Cientistas propõem “vacina” para imunizar as pessoas contra notícias falsas


Notícias falsas na internet

De acordo com a BBC, os pesquisadores dizem que expor as pessoas “de forma preventiva” a uma pequena dose de informações erradas pode ajudar a evitar que elas confundam boatos com a verdade.

A ideia da “vacina” veio após a observação dos noticiários sobre as eleições presidenciais nos Estados Unidos e a guerra na Síria. O chefe do estudo, o psicólogo Sander van der Linden, do Laboratório de Tomada de Decisões Sociais da Universidade de Cambridge, explica que a desinformação pode ser espalhada e multiplicada como um vírus.

A ideia é oferecer um repertório cognitivo que ajude a construir uma resistência à desinformação para que, da próxima vez, ao ser exposta à notícia falsa, a pessoa esteja menos suscetível

Os cientistas usaram técnicas da psicologia cognitiva, que relaciona e associa o processamento humano e animal da informação com processos eletrônicos.
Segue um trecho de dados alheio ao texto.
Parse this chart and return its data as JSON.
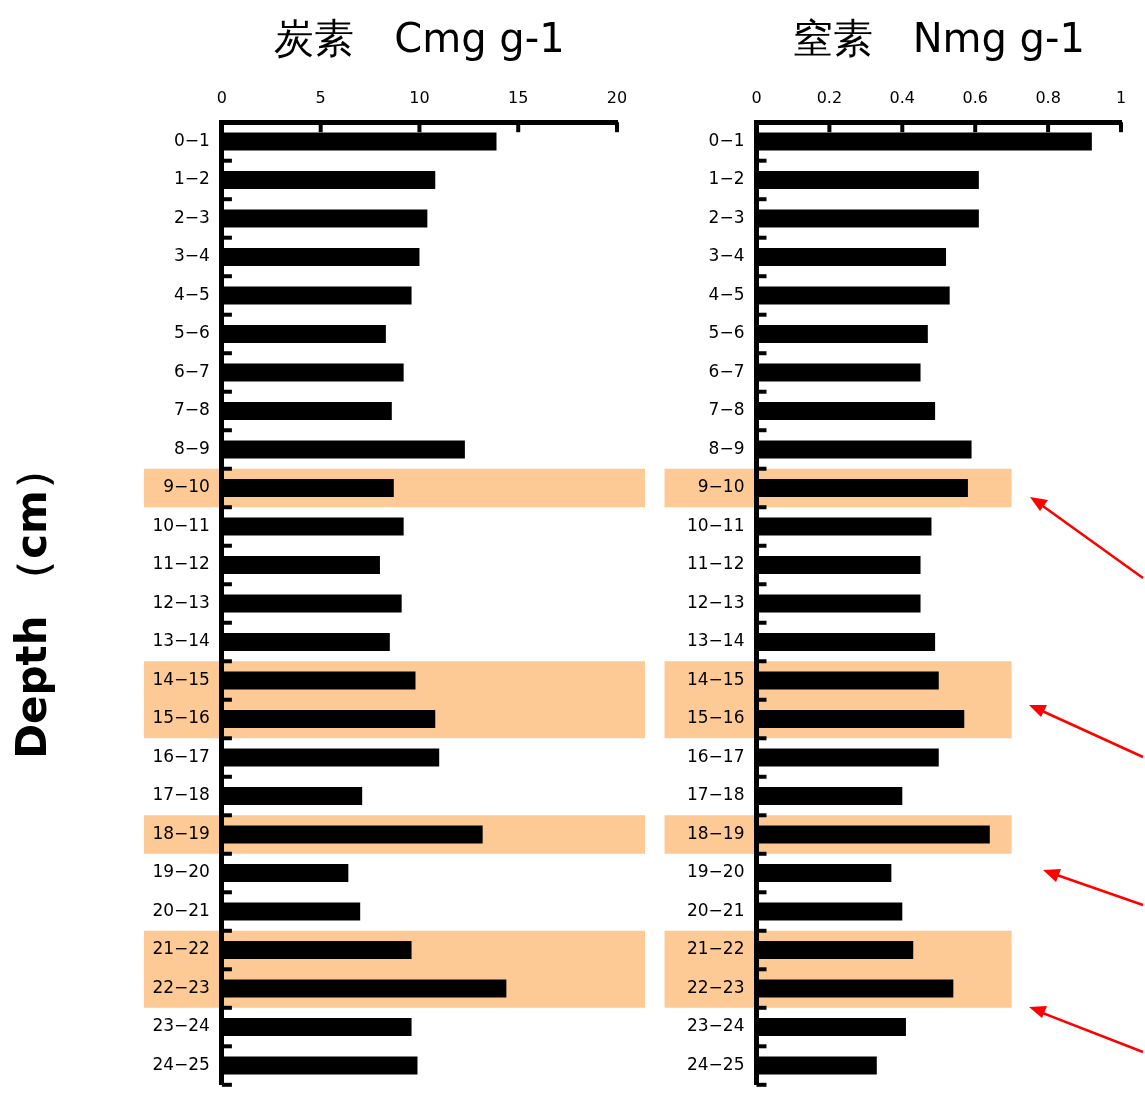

Nos testes, as reações das pessoas às notícias de consenso geral sobre a mudança climática foram comparadas com a campanha que divulgou ideias falsas sobre o tema.

No momento em que as informações foram mostradas em oposição, as notícias falsas se sobressaíram às verdadeiras e as pessoas voltaram a ter a opinião que tinham antes do início do estudo.

Depois, os pesquisadores acrescentaram pequenos alertas que colocavam em dúvida a credibilidade da informação falsa, o que ajudou a manter a opinião das pessoas mais próxima da notícia verídica.

Em uma outra fase da pesquisa, os grupos receberam as chamadas “vacinas”, uma delas, descrita como inoculação geral, foi aplicada com o alerta de que “alguns grupos com motivação política usam táticas que induzem ao erro para tentar convencer o público que há muita discordância entre os cientistas”.

Outra vacina, denominada de inoculação detalhada, acrescentou informações sobre a petição do Oregon, destacando que alguns dos signatários foram inventados, como Charles Darwin e a extinta banda Spice Girls, e que muitos não possuíam formação em estudos do clima.

A partir do experimento, os pesquisadores perceberam que as pessoas “vacinadas” não foram impactadas com a notícia falsa. Segundo os cientistas, o estudo aponta que as técnicas de inoculação psicológica podem também ser usadas para promover o consenso científico.